The splendour of the room was at first all Jonathan could take in. Its occupants, if there were any, were lost between the brilliance and the dark. Then, as Corkoran ushered him forward, he made out a swirling golden desk in tortoise-shell and brass, and behind it a scrolled throne covered in rich tapestry frayed with age. And beside the desk, in a bamboo sun chair with wide arms and a footstool, reclined the worst man in the world, dressed in white sailing ducks and espadrilles and a short-sleeved navy blue shirt with a monogram on the pocket.

He had his legs crossed and was wearing his half-lens spectacles, and he was reading something from a leather-backed folder that bore the same monogram as his shirt, and he was smiling while he read it, because he smiled a great deal. A woman secretary stood behind him, and she could have been the twin sister of the first.

"No disturbances, Frisky," an alarmingly familiar voice ordered, snapping the leather folder shut and shoving it at the secretary. "Nobody on the terrace. Who's the ass running an outboard in my bay?"

"That's Talbot, fixin' it, Chief," said Isaac from the back.

"Tell him to unfix it. Corks, shampoo. Well, I'm damned. Pine. Come here. Well done. Well done indeed."

He was clambering to his feet, his spectacles perched comically on the tip of his nose. Grasping Jonathan's hand, he drew him forward until, as at Meister's, they had entered each other's private space. And examined him, frowning through his spectacles. And while he did so, he slowly raised his palms to Jonathan's cheeks as if he meant to trap them in a double slap.

And kept them there, so close that Jonathan could feel their heat, while Roper posed his head at different angles, peering at him from a few inches' distance until he was satisfied.

"Bloody marvellous," he pronounced finally. "Well done, Pine; well done, Marti; well done, money.
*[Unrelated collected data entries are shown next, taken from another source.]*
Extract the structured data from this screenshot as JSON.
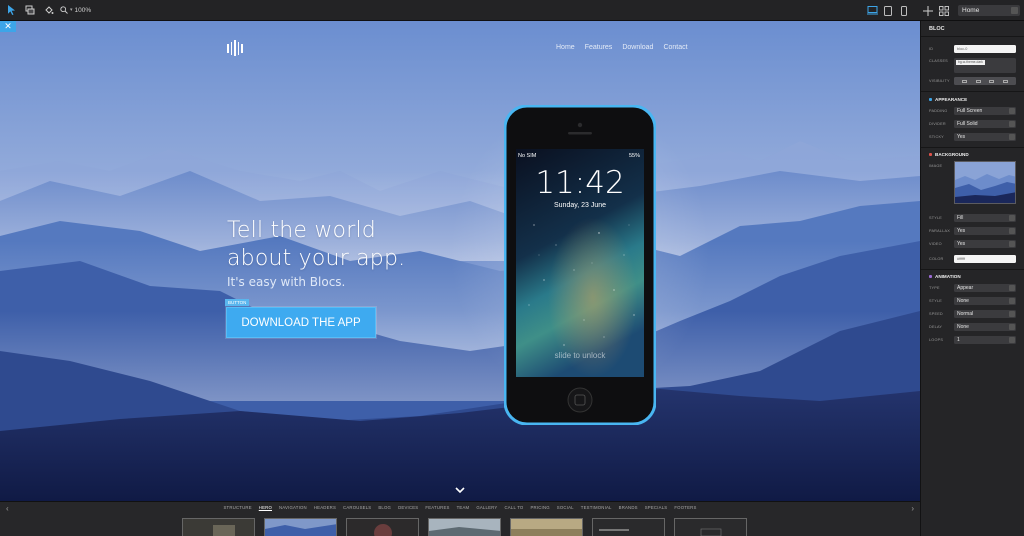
{
  "toolbar": {
    "zoom_label": "100%",
    "page_select": "Home"
  },
  "site": {
    "nav": [
      "Home",
      "Features",
      "Download",
      "Contact"
    ],
    "headline_line1": "Tell the world",
    "headline_line2": "about your app.",
    "subheadline": "It's easy with Blocs.",
    "button_tag": "BUTTON",
    "cta_label": "DOWNLOAD THE APP",
    "phone": {
      "carrier": "No SIM",
      "battery": "55%",
      "time": "11:42",
      "date": "Sunday, 23 June",
      "unlock": "slide to unlock"
    }
  },
  "inspector": {
    "title": "BLOC",
    "id_label": "ID",
    "id_value": "bloc-0",
    "classes_label": "CLASSES",
    "class_tag": "bg-w-theme-dark",
    "visibility_label": "VISIBILITY",
    "appearance": {
      "title": "APPEARANCE",
      "color": "#3da5e8",
      "rows": [
        {
          "label": "PADDING",
          "value": "Full Screen"
        },
        {
          "label": "DIVIDER",
          "value": "Full Solid"
        },
        {
          "label": "STICKY",
          "value": "Yes"
        }
      ]
    },
    "background": {
      "title": "BACKGROUND",
      "color": "#e0524a",
      "image_label": "IMAGE",
      "rows": [
        {
          "label": "STYLE",
          "value": "Fill"
        },
        {
          "label": "PARALLAX",
          "value": "Yes"
        },
        {
          "label": "VIDEO",
          "value": "Yes"
        }
      ],
      "color_label": "COLOR",
      "color_value": "#ffffff"
    },
    "animation": {
      "title": "ANIMATION",
      "color": "#9b6bd6",
      "rows": [
        {
          "label": "TYPE",
          "value": "Appear"
        },
        {
          "label": "STYLE",
          "value": "None"
        },
        {
          "label": "SPEED",
          "value": "Normal"
        },
        {
          "label": "DELAY",
          "value": "None"
        },
        {
          "label": "LOOPS",
          "value": "1"
        }
      ]
    }
  },
  "library": {
    "tabs": [
      "STRUCTURE",
      "HERO",
      "NAVIGATION",
      "HEADERS",
      "CAROUSELS",
      "BLOG",
      "DEVICES",
      "FEATURES",
      "TEAM",
      "GALLERY",
      "CALL TO",
      "PRICING",
      "SOCIAL",
      "TESTIMONIAL",
      "BRANDS",
      "SPECIALS",
      "FOOTERS"
    ],
    "active_tab": "HERO"
  }
}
What it's for. Sorry not to be around when you arrived. Had a couple of farms to flog. When was the worst?" Disconcertingly, he had turned to Corkoran, who was advancing across the marble floor bearing a tray with three frosted silver goblets of Dom Perignon. "Here he is. Thought we were running a dry ship. Well?"

"After the operation, I suppose," said Jonathan. "Coming round. It was like the dentist multiplied by ten."
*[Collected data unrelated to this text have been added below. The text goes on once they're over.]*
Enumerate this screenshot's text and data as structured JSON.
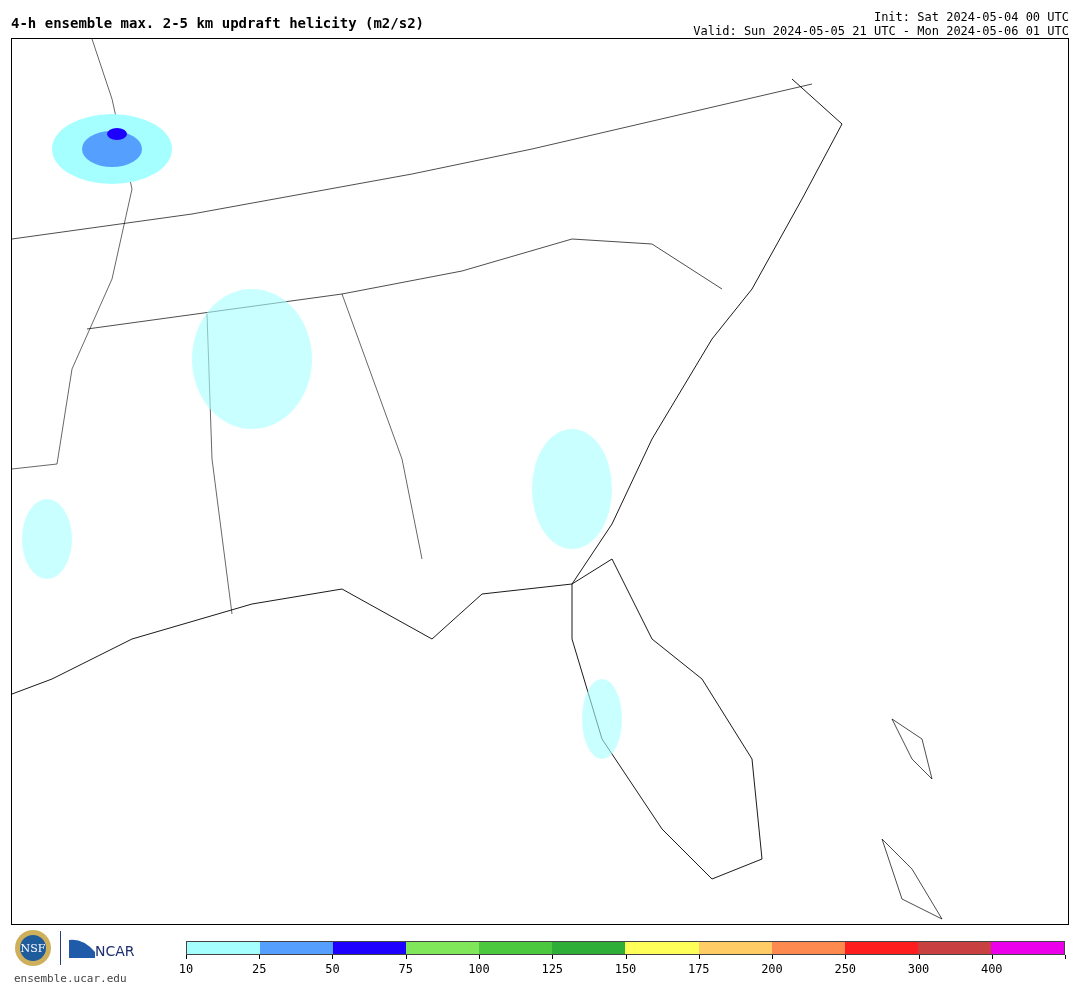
{
  "title": "4-h ensemble max. 2-5 km updraft helicity (m2/s2)",
  "init": "Init: Sat 2024-05-04 00 UTC",
  "valid": "Valid: Sun 2024-05-05 21 UTC - Mon 2024-05-06 01 UTC",
  "logos": {
    "nsf": "NSF",
    "ncar": "NCAR",
    "url": "ensemble.ucar.edu"
  },
  "colorbar": {
    "segments": [
      {
        "color": "#a6ffff"
      },
      {
        "color": "#55a0ff"
      },
      {
        "color": "#1e00ff"
      },
      {
        "color": "#80e65a"
      },
      {
        "color": "#4cc83f"
      },
      {
        "color": "#2fae37"
      },
      {
        "color": "#ffff5a"
      },
      {
        "color": "#ffcc66"
      },
      {
        "color": "#ff8a50"
      },
      {
        "color": "#ff1e1e"
      },
      {
        "color": "#c84040"
      },
      {
        "color": "#ec00ec"
      }
    ],
    "ticks": [
      "10",
      "25",
      "50",
      "75",
      "100",
      "125",
      "150",
      "175",
      "200",
      "250",
      "300",
      "400"
    ]
  }
}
"Hang on. Here's the best bit."

Confused by Roper's scattershot method of talking. Jonathan had failed to hear the music. But as Roper's hand reached out to order silence, he recognised the dying strains of Pavarotti singing "La donna e mobile." All three stood motionless until the music ended. Then Roper lifted his goblet and drank.

"God, he's marvellous. Always play it on Sundays. Never miss, do I, Corks? Bloody good luck. Thanks."
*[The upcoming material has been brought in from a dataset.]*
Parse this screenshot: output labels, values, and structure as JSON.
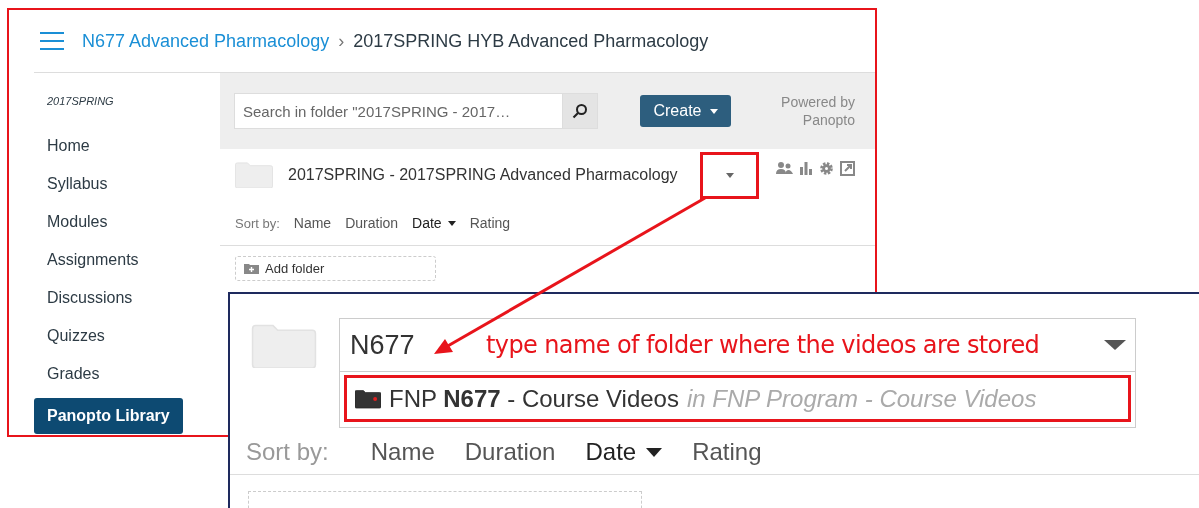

"Good luck," said Jonathan, and drank too. As he did so, the sound of the distant outboard cut off, leaving a deep silence. Roper's gaze dropped to the scar on Jonathan's right wrist.

"How many for lunch, Corks?"

"Eighteen, rising twenty, Chief."

"Vincettis coming? Didn't hear their plane yet. That Czech twin-engined thing they fly."

"Coming when last heard of, Chief."

"Tell Jed, name cards. And decent napkins. None of that red loo paper. And track down the Vincettis, yes or no. Pauli come through about those 130s yet?"

"Still waiting, Chief."

"Well, he better be bloody quick, or never. Here you are. Pine. Sit down. Not there. Here, where I can see you. And the Sancerre, tell Isaac. Cold, for once. Apo faxed the draught amendment yet?"

"In your in-tray."

"Marvellous chap," Roper commented as Corkoran departed.

"I'm sure he is," Jonathan agreed politely.

"Loves to serve," said Roper, with the glance that heterosexuals share.

Roper was swirling the champagne in his goblet, smiling while he watched it go round and round. "Mind telling me what you want?" he asked.

"Well, I'd like to get back to Low's if I could. As soon as it's convenient, really. Just a plane to Nassau would be fine. I'll make my way from there."